In Booking Passage: We Irish and Americans, Mr Lynch chronicles his experiences between Moveen and Michigan since he first arrived in Clare in 1970. With a high probability of being selected in the Vietnam draft, Mr Lynch arrived on a one-way ticket to the cottage of his great-great-grandfather, where Mr Lynch now lives for part of the year.
“In 1970, the difference between suburban middle America and rural West Clare was fairly significant,” he says. “You’ve really closed that. Everybody’s just got a different cell phone provider but everybody’s got a cell phone. When I first came here, the difference was dramatic.”
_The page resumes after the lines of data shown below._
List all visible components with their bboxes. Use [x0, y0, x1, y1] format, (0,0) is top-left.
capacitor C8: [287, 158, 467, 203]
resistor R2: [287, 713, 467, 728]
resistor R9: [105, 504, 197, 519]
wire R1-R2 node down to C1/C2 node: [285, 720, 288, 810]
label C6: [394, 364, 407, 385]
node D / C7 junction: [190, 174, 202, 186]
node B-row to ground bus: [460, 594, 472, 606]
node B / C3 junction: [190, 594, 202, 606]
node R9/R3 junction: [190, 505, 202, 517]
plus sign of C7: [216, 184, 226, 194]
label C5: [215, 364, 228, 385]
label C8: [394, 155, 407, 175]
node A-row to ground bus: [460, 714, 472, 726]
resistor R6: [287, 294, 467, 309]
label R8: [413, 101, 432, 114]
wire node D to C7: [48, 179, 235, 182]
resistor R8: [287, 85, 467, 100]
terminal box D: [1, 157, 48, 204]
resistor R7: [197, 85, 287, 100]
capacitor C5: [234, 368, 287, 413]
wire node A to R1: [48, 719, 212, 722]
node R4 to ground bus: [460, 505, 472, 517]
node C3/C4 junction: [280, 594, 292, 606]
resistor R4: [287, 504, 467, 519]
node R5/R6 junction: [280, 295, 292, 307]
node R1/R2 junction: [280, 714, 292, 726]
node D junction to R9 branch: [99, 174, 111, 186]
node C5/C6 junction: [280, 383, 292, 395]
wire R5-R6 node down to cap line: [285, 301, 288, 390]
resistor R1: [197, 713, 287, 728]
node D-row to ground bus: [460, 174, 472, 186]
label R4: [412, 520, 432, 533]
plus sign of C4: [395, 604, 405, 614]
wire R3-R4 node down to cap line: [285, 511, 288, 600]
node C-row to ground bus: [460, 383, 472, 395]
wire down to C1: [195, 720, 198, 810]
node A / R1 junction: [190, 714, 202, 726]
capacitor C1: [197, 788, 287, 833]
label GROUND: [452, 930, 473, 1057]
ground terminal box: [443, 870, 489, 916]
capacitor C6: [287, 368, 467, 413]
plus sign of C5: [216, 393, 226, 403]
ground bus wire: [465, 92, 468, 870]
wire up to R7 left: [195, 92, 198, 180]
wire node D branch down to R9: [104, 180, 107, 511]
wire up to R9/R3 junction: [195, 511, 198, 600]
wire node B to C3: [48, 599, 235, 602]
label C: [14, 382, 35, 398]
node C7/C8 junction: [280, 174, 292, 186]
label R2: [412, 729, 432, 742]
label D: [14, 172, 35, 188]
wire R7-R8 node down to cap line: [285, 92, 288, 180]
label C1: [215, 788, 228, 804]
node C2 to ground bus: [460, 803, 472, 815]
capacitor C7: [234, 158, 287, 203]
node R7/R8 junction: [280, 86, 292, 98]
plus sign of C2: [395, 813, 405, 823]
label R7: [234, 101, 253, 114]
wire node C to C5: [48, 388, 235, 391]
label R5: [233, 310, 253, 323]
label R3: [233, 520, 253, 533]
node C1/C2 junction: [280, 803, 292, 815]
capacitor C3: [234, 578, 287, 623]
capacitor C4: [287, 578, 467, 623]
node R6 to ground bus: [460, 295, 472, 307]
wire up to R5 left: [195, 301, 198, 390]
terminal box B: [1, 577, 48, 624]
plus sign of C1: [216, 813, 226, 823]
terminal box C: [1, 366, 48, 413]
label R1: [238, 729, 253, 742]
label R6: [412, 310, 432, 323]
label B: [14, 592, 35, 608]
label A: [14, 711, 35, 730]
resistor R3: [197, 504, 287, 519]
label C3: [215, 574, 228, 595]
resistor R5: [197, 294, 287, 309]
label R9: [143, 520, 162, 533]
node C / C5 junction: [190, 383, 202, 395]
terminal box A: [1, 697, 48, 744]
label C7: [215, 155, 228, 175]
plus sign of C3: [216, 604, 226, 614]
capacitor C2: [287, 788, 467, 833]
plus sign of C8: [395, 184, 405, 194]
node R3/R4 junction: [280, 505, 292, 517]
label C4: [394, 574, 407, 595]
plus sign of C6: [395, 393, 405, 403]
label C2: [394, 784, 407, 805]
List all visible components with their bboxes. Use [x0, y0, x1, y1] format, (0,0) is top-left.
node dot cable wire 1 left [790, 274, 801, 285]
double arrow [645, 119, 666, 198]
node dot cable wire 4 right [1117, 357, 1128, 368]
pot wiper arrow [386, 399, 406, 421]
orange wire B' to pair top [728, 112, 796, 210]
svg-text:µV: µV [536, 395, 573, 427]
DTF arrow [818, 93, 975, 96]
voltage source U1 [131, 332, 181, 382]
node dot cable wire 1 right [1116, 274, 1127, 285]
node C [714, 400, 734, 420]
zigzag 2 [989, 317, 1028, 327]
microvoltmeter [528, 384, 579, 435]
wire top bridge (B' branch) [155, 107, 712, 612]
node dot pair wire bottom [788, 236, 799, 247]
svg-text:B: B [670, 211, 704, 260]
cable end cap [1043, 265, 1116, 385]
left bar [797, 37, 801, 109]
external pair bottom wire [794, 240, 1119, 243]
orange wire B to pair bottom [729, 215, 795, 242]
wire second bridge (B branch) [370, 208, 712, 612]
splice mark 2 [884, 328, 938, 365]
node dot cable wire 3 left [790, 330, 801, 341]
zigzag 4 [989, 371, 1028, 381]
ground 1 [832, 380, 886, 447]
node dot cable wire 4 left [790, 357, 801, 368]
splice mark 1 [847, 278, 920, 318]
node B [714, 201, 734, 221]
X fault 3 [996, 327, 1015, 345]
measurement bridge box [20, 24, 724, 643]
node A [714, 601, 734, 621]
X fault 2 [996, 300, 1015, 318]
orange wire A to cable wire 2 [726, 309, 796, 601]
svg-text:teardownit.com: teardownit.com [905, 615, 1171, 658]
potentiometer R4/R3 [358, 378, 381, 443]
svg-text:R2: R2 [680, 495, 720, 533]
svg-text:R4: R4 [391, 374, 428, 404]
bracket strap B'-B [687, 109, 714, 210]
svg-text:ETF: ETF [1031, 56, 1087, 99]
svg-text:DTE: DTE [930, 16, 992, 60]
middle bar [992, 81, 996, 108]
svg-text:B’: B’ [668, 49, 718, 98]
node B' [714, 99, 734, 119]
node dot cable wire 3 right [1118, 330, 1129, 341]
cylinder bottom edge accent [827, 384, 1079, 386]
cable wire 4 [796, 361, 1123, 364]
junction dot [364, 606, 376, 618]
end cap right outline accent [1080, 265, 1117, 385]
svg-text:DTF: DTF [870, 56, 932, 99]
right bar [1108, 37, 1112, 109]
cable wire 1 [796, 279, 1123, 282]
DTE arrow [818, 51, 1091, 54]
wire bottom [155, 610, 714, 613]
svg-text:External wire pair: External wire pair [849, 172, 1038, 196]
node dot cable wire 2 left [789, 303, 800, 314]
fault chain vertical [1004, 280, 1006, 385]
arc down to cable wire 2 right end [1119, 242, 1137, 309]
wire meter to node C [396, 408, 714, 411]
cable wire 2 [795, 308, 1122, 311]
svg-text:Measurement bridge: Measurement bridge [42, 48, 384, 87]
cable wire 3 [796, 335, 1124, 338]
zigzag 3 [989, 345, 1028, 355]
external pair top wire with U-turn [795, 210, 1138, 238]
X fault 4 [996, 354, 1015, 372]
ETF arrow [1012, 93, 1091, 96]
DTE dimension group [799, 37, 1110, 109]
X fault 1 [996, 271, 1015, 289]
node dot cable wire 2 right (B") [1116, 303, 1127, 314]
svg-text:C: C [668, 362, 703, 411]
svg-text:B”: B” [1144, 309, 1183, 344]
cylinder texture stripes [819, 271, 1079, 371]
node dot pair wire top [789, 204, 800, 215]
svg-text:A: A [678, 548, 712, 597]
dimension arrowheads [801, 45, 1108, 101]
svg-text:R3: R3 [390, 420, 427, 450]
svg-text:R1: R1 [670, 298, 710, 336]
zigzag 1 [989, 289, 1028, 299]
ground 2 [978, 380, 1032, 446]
Mr Lynch felt an instant sense of belonging and, like his father’s experience in that Michigan funeral home, it exerted a seminal influence.
“I’ll never forget my cousin Nora taking me into a room where the stone walls had just been wallpapered. They were weeping with moisture. It was February and very cold. The wallpaper was peeling off. And Nora opened the door and said, ‘You see, Tom, just like America. The same, but different’.
“And I thought, ‘What great sense that makes’. Everything is the same but different. People certainly are. And watching the way people reacted to a birth or a death in the family, the prospect of love, the worry about getting by, we are all the same but different. It changed my life. I just never stopped coming back. I’m still drawn to it.”

The Sin-eater: A Breviary is published by Salmon Poetry.